Meski telah menetapkan kebijakan dividen, perseroan menegaskan tidak ada jaminan dividen akan dibagikan pada setiap periode akuntansi.
"Tidak ada kepastian apakah Perseroan dapat membagikan dividen dalam setiap periode akuntansi," lanjut manajemen Inaco.
Perseroan menambahkan, jadwal, jumlah, dan jenis pembayaran dividen akan mengikuti rekomendasi direksi yang kemudian ditetapkan melalui mekanisme sesuai anggaran dasar dan ketentuan yang berlaku.
Selain itu, perseroan juga membuka peluang pembagian dividen interim sebelum tahun buku berakhir. Namun, keputusan tersebut hanya dapat dilakukan melalui keputusan direksi yang mendapat persetujuan dewan komisaris dan apabila kondisi keuangan perusahaan memungkinkan.
“Jika pada akhir tahun buku perseroan mengalami kerugian, maka dividen interim yang telah dibagikan wajib dikembalikan oleh pemegang saham kepada perusahaan,” tutur manajemen Inaco.
Sebagai informasi, Niramas Utama tengah bersiap melaksanakan IPO dengan menawarkan sebanyak-banyaknya 350 juta saham baru atau setara 25,93% dari modal ditempatkan dan disetor penuh setelah penawaran umum.

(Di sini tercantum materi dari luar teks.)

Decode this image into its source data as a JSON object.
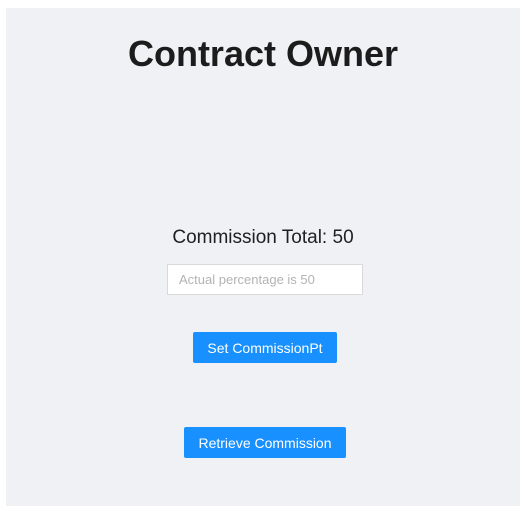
{
  "header": {
    "title": "Contract Owner"
  },
  "commission": {
    "label": "Commission Total:",
    "total": "50"
  },
  "percentage_input": {
    "value": "",
    "placeholder": "Actual percentage is 50"
  },
  "buttons": {
    "set_commission_label": "Set CommissionPt",
    "retrieve_commission_label": "Retrieve Commission"
  },
  "colors": {
    "panel_background": "#f0f1f5",
    "primary_button": "#1890ff",
    "button_text": "#ffffff",
    "title_text": "#1c1c1c"
  }
}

Perseroan menetapkan kisaran harga penawaran sebesar Rp900 hingga Rp1.120 per saham. Dengan demikian, perusahaan berpotensi menghimpun dana segar maksimal sekitar Rp392 miliar dari aksi korporasi tersebut.
Sekitar 51,04% dana IPO akan digunakan untuk penyertaan modal kepada anak usaha PT Niramas Pandaan Sejahtera (NPS). Dana itu akan digunakan untuk pembelian serta instalasi mesin produksi untuk mengerek kapasitas produksi gummy candy dan jelly.

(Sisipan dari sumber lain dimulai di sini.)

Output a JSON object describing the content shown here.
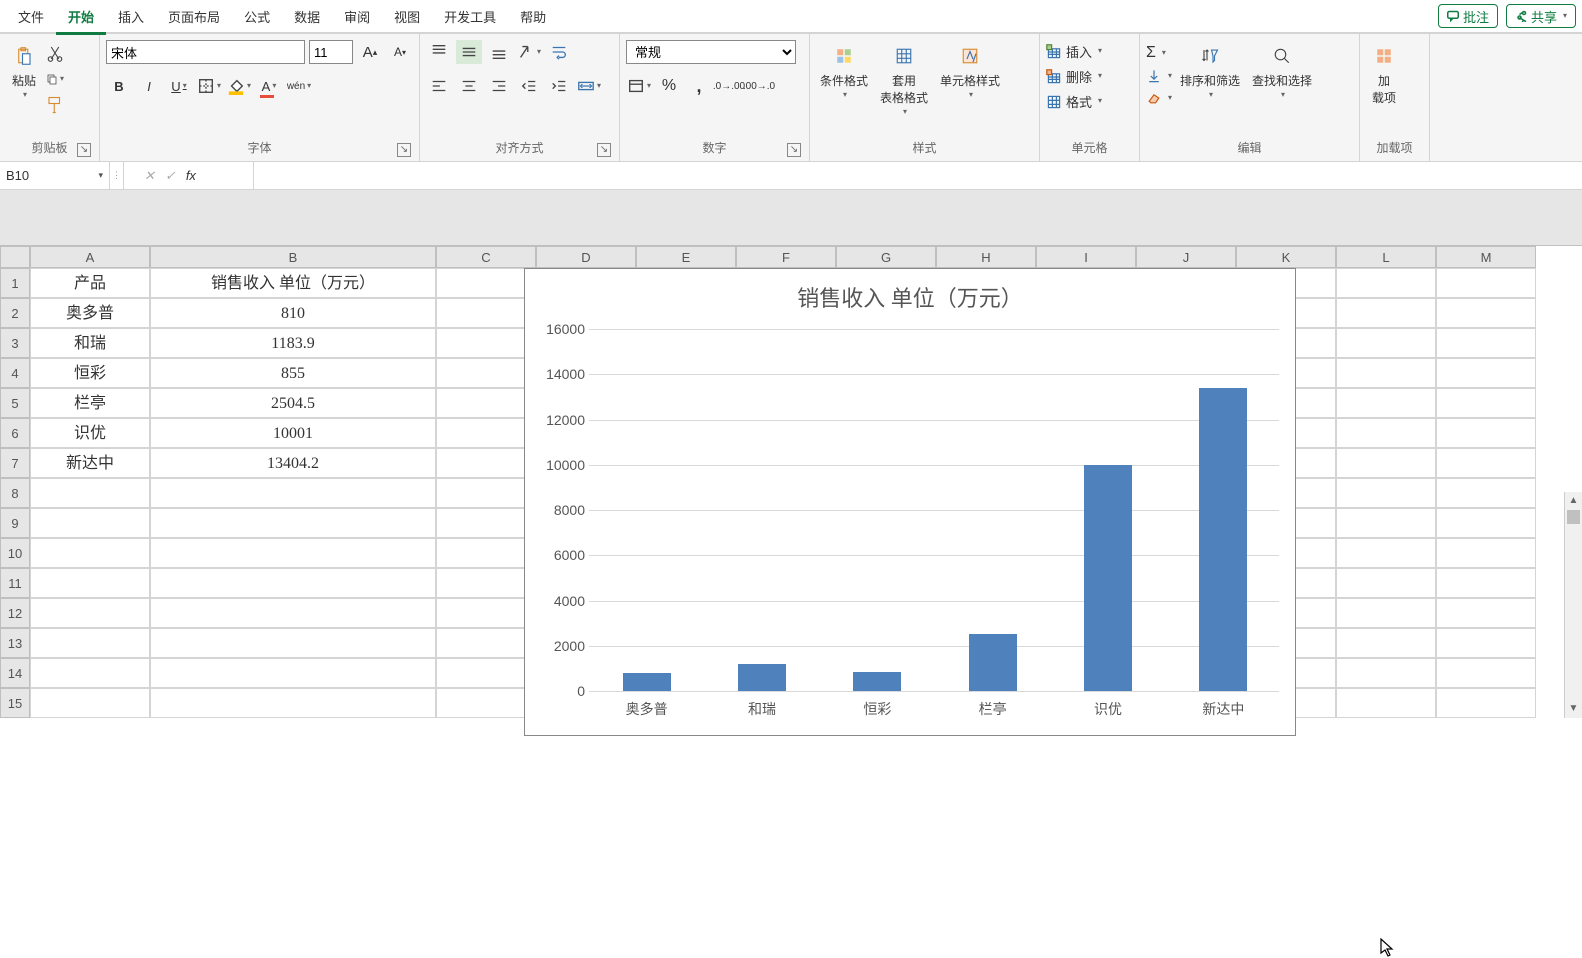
{
  "menu": {
    "tabs": [
      "文件",
      "开始",
      "插入",
      "页面布局",
      "公式",
      "数据",
      "审阅",
      "视图",
      "开发工具",
      "帮助"
    ],
    "active_index": 1,
    "comment_btn": "批注",
    "share_btn": "共享"
  },
  "ribbon": {
    "clipboard": {
      "paste": "粘贴",
      "label": "剪贴板"
    },
    "font": {
      "name": "宋体",
      "size": "11",
      "grow_icon": "A↑",
      "shrink_icon": "A↓",
      "bold": "B",
      "italic": "I",
      "underline": "U",
      "phonetic": "wén",
      "label": "字体"
    },
    "align": {
      "label": "对齐方式"
    },
    "number": {
      "format": "常规",
      "label": "数字"
    },
    "styles": {
      "cond": "条件格式",
      "table": "套用\n表格格式",
      "cell": "单元格样式",
      "label": "样式"
    },
    "cells": {
      "insert": "插入",
      "delete": "删除",
      "format": "格式",
      "label": "单元格"
    },
    "editing": {
      "sortfilter": "排序和筛选",
      "find": "查找和选择",
      "label": "编辑"
    },
    "addins": {
      "addin": "加\n载项",
      "label": "加载项"
    }
  },
  "formula_bar": {
    "namebox": "B10",
    "fx": "fx"
  },
  "sheet": {
    "columns": [
      "A",
      "B",
      "C",
      "D",
      "E",
      "F",
      "G",
      "H",
      "I",
      "J",
      "K",
      "L",
      "M"
    ],
    "rows": [
      1,
      2,
      3,
      4,
      5,
      6,
      7,
      8,
      9,
      10,
      11,
      12,
      13,
      14,
      15
    ],
    "header": {
      "A": "产品",
      "B": "销售收入 单位（万元）"
    },
    "data": [
      {
        "A": "奥多普",
        "B": "810"
      },
      {
        "A": "和瑞",
        "B": "1183.9"
      },
      {
        "A": "恒彩",
        "B": "855"
      },
      {
        "A": "栏亭",
        "B": "2504.5"
      },
      {
        "A": "识优",
        "B": "10001"
      },
      {
        "A": "新达中",
        "B": "13404.2"
      }
    ]
  },
  "chart_data": {
    "type": "bar",
    "title": "销售收入 单位（万元）",
    "categories": [
      "奥多普",
      "和瑞",
      "恒彩",
      "栏亭",
      "识优",
      "新达中"
    ],
    "values": [
      810,
      1183.9,
      855,
      2504.5,
      10001,
      13404.2
    ],
    "ylim": [
      0,
      16000
    ],
    "yticks": [
      0,
      2000,
      4000,
      6000,
      8000,
      10000,
      12000,
      14000,
      16000
    ],
    "xlabel": "",
    "ylabel": ""
  }
}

Sementara itu, 18,36% dana akan digunakan untuk pembelian mesin, peralatan produksi, serta fasilitas pendukung yang bertujuan meningkatkan kapasitas penyimpanan gudang dan efisiensi proses logistik.
Adapun, sekitar 10,63% akan dialokasikan untuk membayar sebagian pokok pinjaman jangka pendek kepada PT Bank Mandiri Tbk (BMRI), dengan target menurunkan saldo pinjaman ke level Rp54 miliar dari sebelumnya sebesar Rp94 miliar.
Sisanya sekitar 19,97% akan digunakan sebagai modal kerja, termasuk untuk pembelian bahan baku, biaya operasional dan aktivitas pemasaran.
JELI akan memasuki masa penawaran awal atau bookbuilding pada 15 Juni-22 Juni 2026 dengan masa penawaran umum ditenggat pada 1-3 Juli 2026. Adapun, pencatatan saham perdana di Bursa Efek Indonesia (BEI) direncanakan pada 7 Juli 2026.